A cette heure tumultueuse les fruits pendus aux branches brûlaient.

L'heure des météores n'est pas encore venue.

La pluie simple s'abat sur les fleuves immobiles. Le bruit malicieux des marées va au labyrinthe d'humidités. Au contact des étoiles filantes, les yeux anxieux des femmes se sont fermés pour plusieurs années. Elles ne verront plus que les tapisseries du ciel de juin et des hautes mers ; mais il y a les bruits magnifiques des catastrophes verticales et des évène ments historiques.

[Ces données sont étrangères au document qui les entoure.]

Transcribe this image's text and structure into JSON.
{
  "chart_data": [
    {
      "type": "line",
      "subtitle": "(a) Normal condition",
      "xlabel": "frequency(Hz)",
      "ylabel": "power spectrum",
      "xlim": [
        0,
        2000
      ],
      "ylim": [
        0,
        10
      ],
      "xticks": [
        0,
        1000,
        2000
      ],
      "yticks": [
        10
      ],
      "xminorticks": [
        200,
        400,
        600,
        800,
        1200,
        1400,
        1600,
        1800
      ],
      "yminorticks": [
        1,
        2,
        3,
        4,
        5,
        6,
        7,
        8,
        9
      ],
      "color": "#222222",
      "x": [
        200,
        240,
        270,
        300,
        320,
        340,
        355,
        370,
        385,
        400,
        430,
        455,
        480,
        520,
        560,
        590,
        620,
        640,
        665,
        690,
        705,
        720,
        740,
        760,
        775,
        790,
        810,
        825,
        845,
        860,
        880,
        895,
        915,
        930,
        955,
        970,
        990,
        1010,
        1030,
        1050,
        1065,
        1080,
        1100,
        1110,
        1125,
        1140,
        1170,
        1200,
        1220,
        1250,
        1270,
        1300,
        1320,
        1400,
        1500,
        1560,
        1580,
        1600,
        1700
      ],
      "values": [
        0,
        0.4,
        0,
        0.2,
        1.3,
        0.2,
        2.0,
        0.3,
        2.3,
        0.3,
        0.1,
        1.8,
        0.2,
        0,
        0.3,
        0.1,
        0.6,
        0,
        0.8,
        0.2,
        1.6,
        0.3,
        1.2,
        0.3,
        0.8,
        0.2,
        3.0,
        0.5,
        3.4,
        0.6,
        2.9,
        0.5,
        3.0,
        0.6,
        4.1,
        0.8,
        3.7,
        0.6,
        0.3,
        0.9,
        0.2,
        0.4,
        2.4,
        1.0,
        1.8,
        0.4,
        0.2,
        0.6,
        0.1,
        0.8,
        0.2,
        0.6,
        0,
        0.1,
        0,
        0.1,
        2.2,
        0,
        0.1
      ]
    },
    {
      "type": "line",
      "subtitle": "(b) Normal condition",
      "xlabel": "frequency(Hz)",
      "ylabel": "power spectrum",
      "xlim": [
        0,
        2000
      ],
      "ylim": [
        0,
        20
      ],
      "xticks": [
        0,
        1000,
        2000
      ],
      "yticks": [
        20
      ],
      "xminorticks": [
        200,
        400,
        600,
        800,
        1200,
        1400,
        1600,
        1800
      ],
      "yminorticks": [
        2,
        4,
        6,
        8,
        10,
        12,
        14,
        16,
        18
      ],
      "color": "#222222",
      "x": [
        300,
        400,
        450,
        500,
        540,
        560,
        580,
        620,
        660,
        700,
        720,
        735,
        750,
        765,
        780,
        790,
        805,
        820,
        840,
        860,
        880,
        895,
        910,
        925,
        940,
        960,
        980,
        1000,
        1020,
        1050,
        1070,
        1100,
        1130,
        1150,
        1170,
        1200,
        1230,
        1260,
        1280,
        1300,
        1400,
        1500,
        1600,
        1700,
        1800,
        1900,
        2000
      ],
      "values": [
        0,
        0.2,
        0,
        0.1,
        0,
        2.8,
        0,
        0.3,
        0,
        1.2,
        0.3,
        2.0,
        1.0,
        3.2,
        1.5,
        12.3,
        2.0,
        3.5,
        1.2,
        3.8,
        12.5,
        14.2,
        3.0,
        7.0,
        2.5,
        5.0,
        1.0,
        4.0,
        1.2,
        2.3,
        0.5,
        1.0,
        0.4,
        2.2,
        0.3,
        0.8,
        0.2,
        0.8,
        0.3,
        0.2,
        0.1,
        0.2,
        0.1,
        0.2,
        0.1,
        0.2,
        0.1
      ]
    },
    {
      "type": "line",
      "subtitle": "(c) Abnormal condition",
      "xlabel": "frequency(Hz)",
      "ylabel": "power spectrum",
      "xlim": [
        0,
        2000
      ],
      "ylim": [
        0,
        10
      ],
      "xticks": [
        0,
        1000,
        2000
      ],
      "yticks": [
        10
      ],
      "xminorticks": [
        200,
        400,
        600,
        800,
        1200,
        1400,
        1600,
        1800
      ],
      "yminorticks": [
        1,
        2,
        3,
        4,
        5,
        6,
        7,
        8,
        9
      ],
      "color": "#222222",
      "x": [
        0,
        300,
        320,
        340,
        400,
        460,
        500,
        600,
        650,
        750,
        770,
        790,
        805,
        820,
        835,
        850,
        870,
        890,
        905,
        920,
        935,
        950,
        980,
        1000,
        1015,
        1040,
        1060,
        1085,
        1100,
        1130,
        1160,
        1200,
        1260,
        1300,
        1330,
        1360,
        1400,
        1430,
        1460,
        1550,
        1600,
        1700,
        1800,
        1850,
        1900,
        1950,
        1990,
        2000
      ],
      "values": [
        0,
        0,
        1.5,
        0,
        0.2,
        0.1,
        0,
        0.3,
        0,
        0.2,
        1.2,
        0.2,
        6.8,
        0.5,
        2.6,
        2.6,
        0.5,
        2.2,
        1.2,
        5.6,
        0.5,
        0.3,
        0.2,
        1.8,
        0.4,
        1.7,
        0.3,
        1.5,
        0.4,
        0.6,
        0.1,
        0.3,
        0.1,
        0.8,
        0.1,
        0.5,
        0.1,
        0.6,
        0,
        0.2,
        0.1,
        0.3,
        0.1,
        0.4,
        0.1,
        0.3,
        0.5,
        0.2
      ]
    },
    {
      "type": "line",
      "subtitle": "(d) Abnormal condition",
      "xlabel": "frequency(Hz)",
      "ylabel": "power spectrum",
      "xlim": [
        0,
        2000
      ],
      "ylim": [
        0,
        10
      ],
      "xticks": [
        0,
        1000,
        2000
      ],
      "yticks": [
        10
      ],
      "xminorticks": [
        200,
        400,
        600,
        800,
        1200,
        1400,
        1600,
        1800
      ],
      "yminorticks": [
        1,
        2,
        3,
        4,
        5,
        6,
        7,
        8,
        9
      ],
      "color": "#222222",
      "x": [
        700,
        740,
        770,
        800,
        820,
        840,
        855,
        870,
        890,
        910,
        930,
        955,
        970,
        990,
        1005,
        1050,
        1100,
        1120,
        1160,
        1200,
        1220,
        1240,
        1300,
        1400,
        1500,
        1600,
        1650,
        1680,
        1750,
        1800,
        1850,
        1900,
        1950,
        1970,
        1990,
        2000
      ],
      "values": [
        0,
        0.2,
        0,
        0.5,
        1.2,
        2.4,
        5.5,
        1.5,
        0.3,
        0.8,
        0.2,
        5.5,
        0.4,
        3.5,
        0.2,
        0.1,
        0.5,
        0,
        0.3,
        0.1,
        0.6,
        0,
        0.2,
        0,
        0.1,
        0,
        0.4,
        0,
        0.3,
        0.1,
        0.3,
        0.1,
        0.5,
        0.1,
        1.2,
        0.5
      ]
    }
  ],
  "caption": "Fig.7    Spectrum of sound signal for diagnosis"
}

Un homme ressuscite pour la deuxième fois. Sa mémoire est plantée de souvenirs arborescents et il y coule des fleuves aurifères ; les vallées parallèles et les sommets incultes sont plus silencieux que les cratères éteints. Son corps de géant abritait des nids d'insectes poisseux et des tribus de cantharides.

Il se lève et son effort éveille tous les bourdonnements cachés. Sur son chemin lumineux les animaux lançaient leurs cris.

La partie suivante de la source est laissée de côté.